How time flies! Prior to the liberalization of the telecommunications sector by the administration of former President Olusegun Obasanjo, it was a status symbol to own a landline. The Nigerian Telecommunications Limited (NITEL) were demi gods as they had the monopoly and often abused their excessive powers. They will cut your line at will and force you to pay exorbitant fees to have it reconnected. Possessing a phone was a status symbol as many will trek for miles just to make or receive a call from their loved ones.
Then came the large mobile phones which were very big in size. They were very expensive and most owners who owned it will talk at the top of their voices to show the whole world that they had finally ‘arrived.’
In 2001, the sector was liberalized which saw the entry of MTN and Econet now Airtel into the virgin market. Nigerian Business Mogul, Dr. Mike Adenuga wanted to also enter the fresh market through his Consolidated Investments Limited (CIL) but he couldn’t get the license after paying the non refundable $20 million. He would later come in three years later with Globacom.
It is instructive to note that NITEL also arrived into the market with MTEL which soon folded up as they couldn’t compete in the fiercely competitive market which is a testimony to the power of a free market economy.
MTN is the Nigerian market leader possessing 37 percent of the entire market share with 64.7 million active lines. They have been responsive to change from the beginning. When Globacom came up with a price crash war with the per second billing, MTN also responded by driving down their prices. They have done so many promos to retain old customers and attract new ones. Their marketing strategy has been working relatively well as they have been the market leader in Nigeria from day one despite the stiff competition from the other telcos.
They have also had their rough times too. They had to pay over three hundred billion naira as a fine for their unregistered sim cards to the Nigerian Communications Commission. The fine was initially over a trillion but a gentleman’s agreement reduced it to what they finally ended up paying. This fine obviously made deep inroads into their finances but being the resilient company that they are, they bounced back and are still the market leaders.
They are present in twelve countries in Africa and the Middle East and are either the market leaders or first runner up in any country they find themselves in.
Voice revenue has been on the steep decline for years and the telecommunications giant wants to messaging, mobile money and messaging to stay relevant and profitable.
In November last year, MTN and Francophone Orange collaborated to enter into the highly saturated mobile money space through the creation of Mowali. They launched in Tanzania and have rapidly expanded into Ethiopia and Angola.
According to Rob Shuter, the Group CEO, he disclosed that the telco is now offering fintech services in fourteen countries with four more in the pipeline. He also admitted that the two largest markets were South Africa and Nigeria.
In August this year, they obtained a super agent license and have become more ambitious as they seek to apply for a payments banking license which will provide the much needed platform for the launching of data, financial and other streaming services.
They have also surreptitiously copied the Apple strategy by wanting to play into the hardware market. They recently aligned with South African based Mobicel to go into the production of a $20 smart phone to accelerate their quest to fully enter the digital space.

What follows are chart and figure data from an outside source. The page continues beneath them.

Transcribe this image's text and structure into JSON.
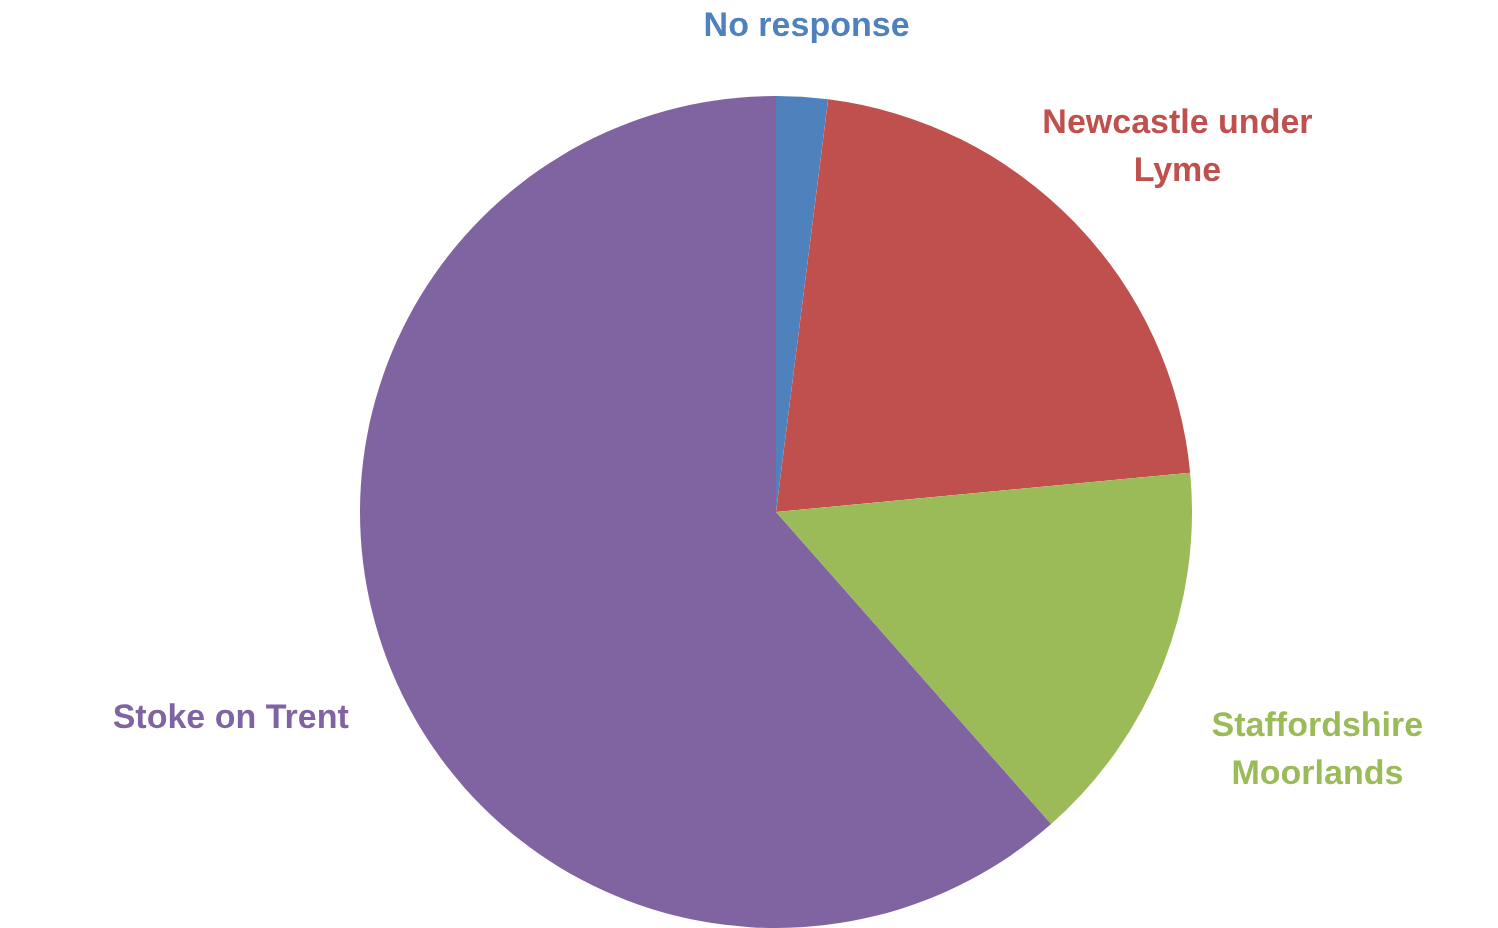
{
  "chart_data": {
    "type": "pie",
    "categories": [
      "No response",
      "Newcastle under Lyme",
      "Staffordshire Moorlands",
      "Stoke on Trent"
    ],
    "values": [
      2,
      21.5,
      15,
      61.5
    ],
    "colors": [
      "#4f81bd",
      "#c0504d",
      "#9bbb59",
      "#8064a2"
    ]
  }
}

MTN’s medium-term targets are 300 million subscribers (currently 240 million), 200 million mobile internet subscribers (currently 82 million) and 100 million active customers for digital services (currently 30 million) according to the Africa Report magazine.
Shuter also said: “Formal banking and financial services adoption will also move from one-third to two-thirds and we will ride on the back of that internet adoption. Then we will be able to provide an attractive return profile. We are well-positioned for the long term, our asset realisation programme is on track as we rebalance the portfolio and we are improving our leverage.”
In line with its current fintech space strategy, it has been getting rid of all its businesses that aren’t in line with this new reality. They have axed their investment fund, their online travel booking company, travel start and some tower company investments.
According to Hannes van den Berg, co-head of South African equity at Investec Asset Management: “MTN’s free cash flow per share is lower than the dividend being paid out, which means they’re funding some of the dividend from their balance sheet. That is concerning, though management believes the one-offs will pass and the operational health of the business warrants it. The amount of dollar-denominated debt is also worrying, given the rand’s weakness,”
It is crystal clear that MTN has robust ambitions and plans to greatly the scope of its operations and enter into hitherto new markets. Let’s see if these expansion plans will add a massive positive impact to their bottom line.